A Quick Look at Equipment Secured Lending

Equipment secured lending, equipment-based financing, or asset-based lending is a form of sourcing funds for a business that is secured by collateral. The financing option here can be either a business loan or line of credit, but one that is secured by equipment accounts receivable inventory, or any other property that the borrower owns. Typically, this is a commercial finance option, which means that it is not available to consumers but to businesses only. 

A startup business might need to source finances to meet its operational costs, while an already established company might need a loan or line of credit to ease its financial burdens, especially in case there is a delay in the payments receivable. Usually, a lending institution offers asset-based financing as the best alternative when a company is unable to show enough cash assets or cash flow to acquire an unsecured loan.

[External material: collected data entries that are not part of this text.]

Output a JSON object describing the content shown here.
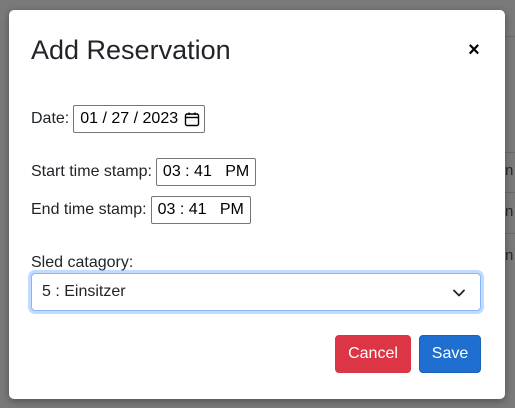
{
  "modal": {
    "title": "Add Reservation",
    "close_label": "×"
  },
  "date": {
    "label": "Date:",
    "value": "01 / 27 / 2023"
  },
  "start_time": {
    "label": "Start time stamp:",
    "value": "03 : 41   PM"
  },
  "end_time": {
    "label": "End time stamp:",
    "value": "03 : 41   PM"
  },
  "sled_category": {
    "label": "Sled catagory:",
    "selected": "5 : Einsitzer"
  },
  "buttons": {
    "cancel": "Cancel",
    "save": "Save"
  },
  "background": {
    "table_cells": [
      "n",
      "n",
      "n"
    ]
  },
  "colors": {
    "cancel": "#dc3545",
    "save": "#1e6fd0",
    "focus_border": "#86b7fe"
  }
}
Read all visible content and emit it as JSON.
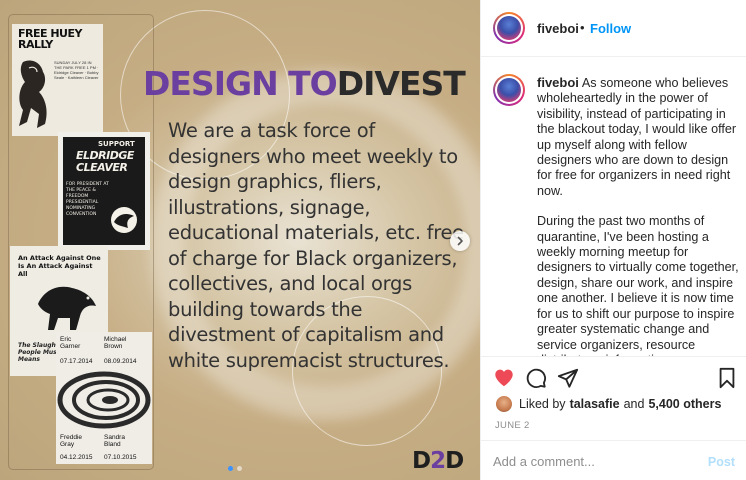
{
  "post_image": {
    "headline_part1": "DESIGN TO",
    "headline_part2": "DIVEST",
    "body": "We are a task force of designers who meet weekly to design graphics, fliers, illustrations, signage, educational materials, etc. free of charge for Black organizers, collectives, and local orgs building towards the divestment of capitalism and white supremacist structures.",
    "logo_d1": "D",
    "logo_two": "2",
    "logo_d2": "D",
    "posters": {
      "p1_title": "FREE HUEY RALLY",
      "p1_text": "SUNDAY JULY 28 IN THE PARK FREE 1 PM · Eldridge Cleaver · Bobby Seale · Kathleen Cleaver",
      "p2_support": "SUPPORT",
      "p2_name": "ELDRIDGE CLEAVER",
      "p2_text": "FOR PRESIDENT AT THE PEACE & FREEDOM PRESIDENTIAL NOMINATING CONVENTION",
      "p3_title": "An Attack Against One Is An Attack Against All",
      "p3_footer": "The Slaughter of Black People Must Stop By Any Means",
      "p4_name1": "Eric Garner",
      "p4_date1": "07.17.2014",
      "p4_name2": "Michael Brown",
      "p4_date2": "08.09.2014",
      "p4_name3": "Freddie Gray",
      "p4_date3": "04.12.2015",
      "p4_name4": "Sandra Bland",
      "p4_date4": "07.10.2015"
    },
    "carousel": {
      "count": 2,
      "active_index": 0
    }
  },
  "header": {
    "username": "fiveboi",
    "separator": "•",
    "follow_label": "Follow"
  },
  "caption": {
    "username": "fiveboi",
    "paragraph1": "As someone who believes wholeheartedly in the power of visibility, instead of participating in the blackout today, I would like offer up myself along with fellow designers who are down to design for free for organizers in need right now.",
    "paragraph2": "During the past two months of quarantine, I've been hosting a weekly morning meetup for designers to virtually come together, design, share our work, and inspire one another. I believe it is now time for us to shift our purpose to inspire greater systematic change and service organizers, resource distributors, information disseminators, and movement builders in need of design work. Rise & Design"
  },
  "actions": {
    "like_icon": "heart-icon",
    "comment_icon": "comment-icon",
    "share_icon": "paper-plane-icon",
    "save_icon": "bookmark-icon",
    "like_color": "#ed4956"
  },
  "likes": {
    "prefix": "Liked by",
    "user": "talasafie",
    "conjunction": "and",
    "others": "5,400 others"
  },
  "date": "JUNE 2",
  "add_comment": {
    "placeholder": "Add a comment...",
    "post_label": "Post"
  }
}
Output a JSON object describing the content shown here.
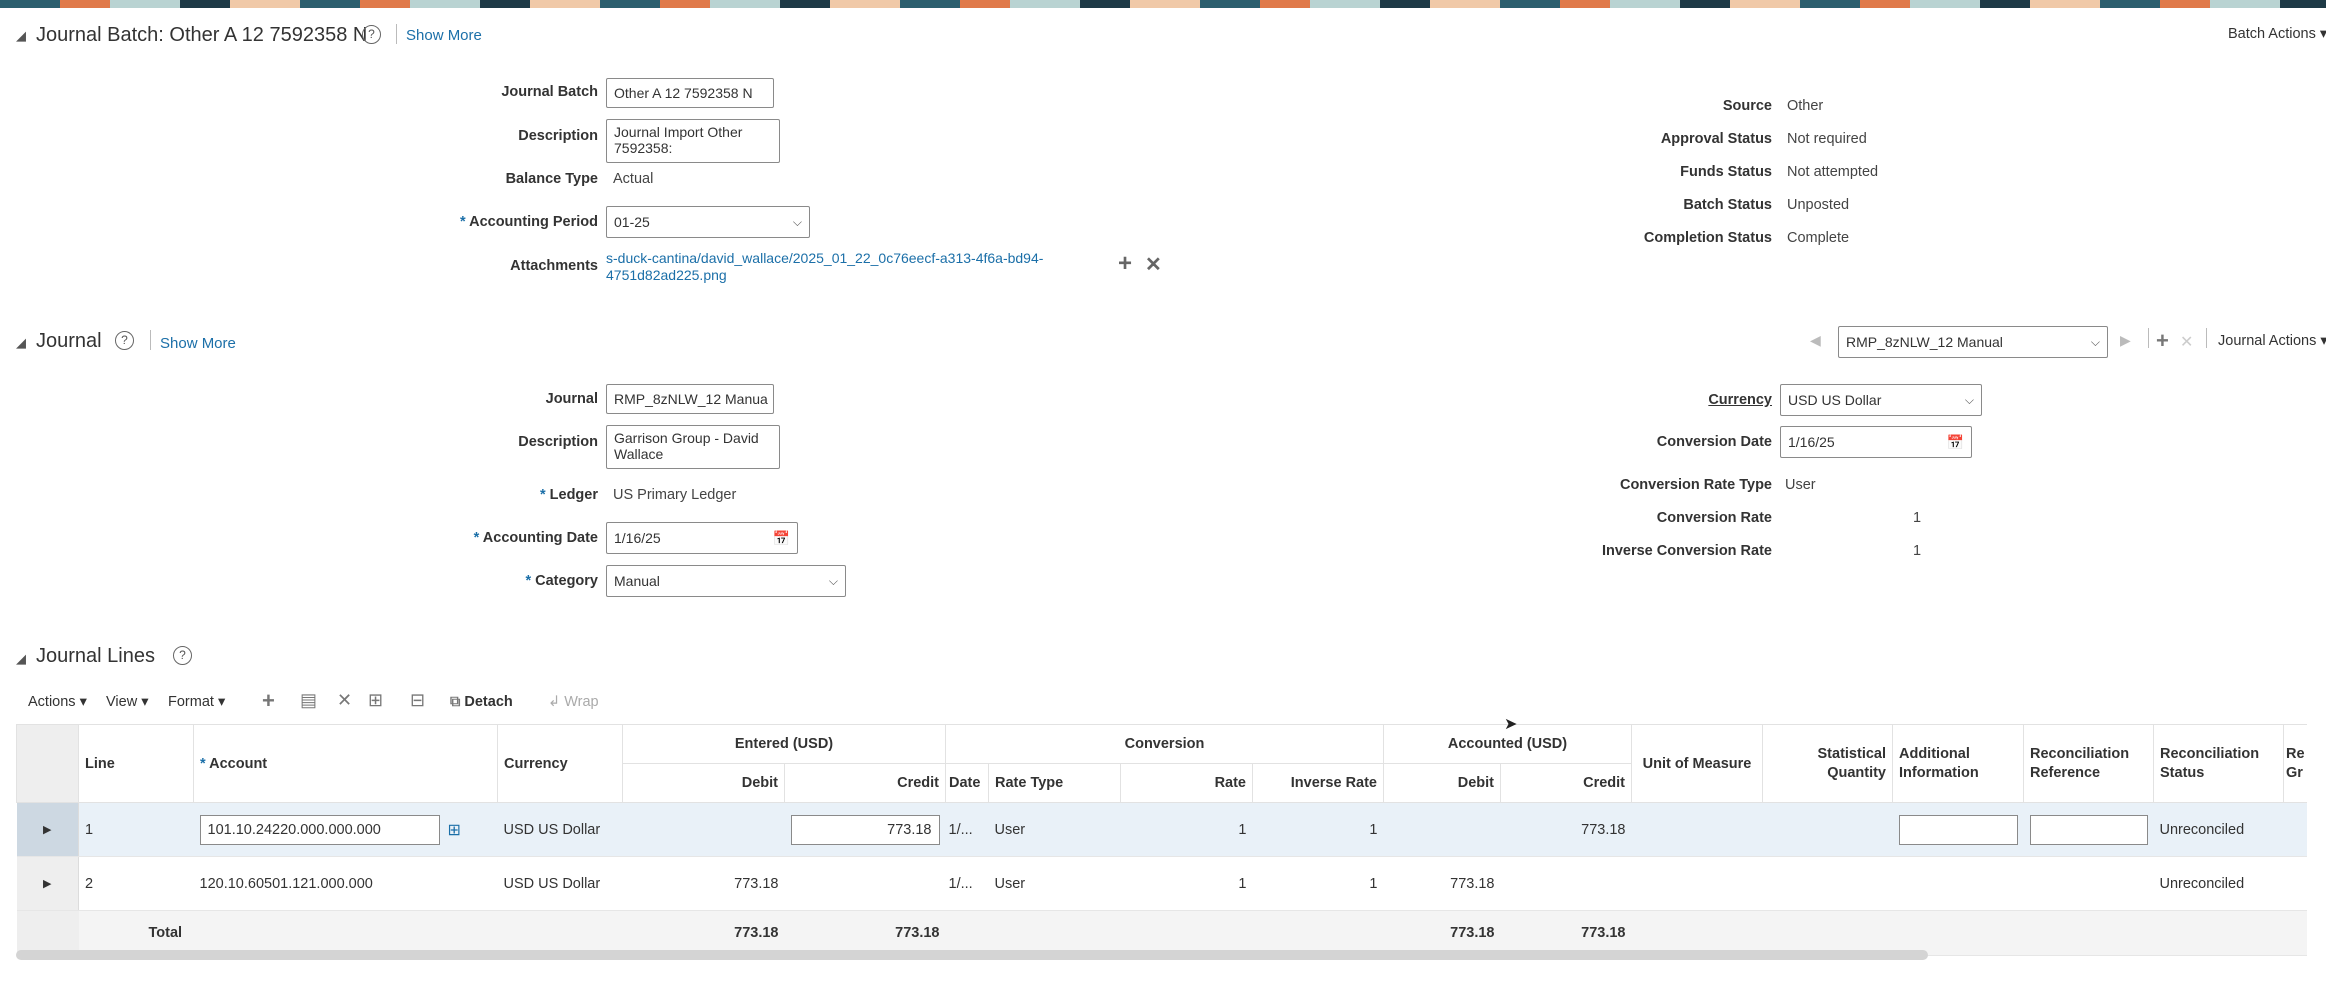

This way, the lender can approve the funds based on the physical assets of the company as collateral.

Note that the terms and conditions of equipment secured lending depend on the value of the asset as well as the type of equipment presented as collateral. Generally, lending institutions prefer liquid-type collateral, such as securities and bonds, which can be readily converted to cash if the company fails to repay the loan in time. Financing on physical assets is usually considered to be riskier, which is why the loan amount may be much lower than the actual value of the equipment. Still, that can be a good option for businesses, which are looking to expand their operations, because they are more likely to be in a solid position to repay the amount as agreed.

The interest rates on equipment secured lending are also much lower than that on an unsecured loan or line of credit. This is because the lending body can recover most of the losses here if the borrowing company fails to meet the repayment terms. Yet again, the interest rates can vary widely depending upon the credit history of the company, the business cash flow, as well as the length of the loan period.

Small and medium scale companies with stable revenue and good value physical assets are the ones who generally go for asset-based lending. However, it can be an excellent option for large corporations as well to cover their short-term financial needs occasionally, such as for managing their employee salaries or for some extra raw material purchase.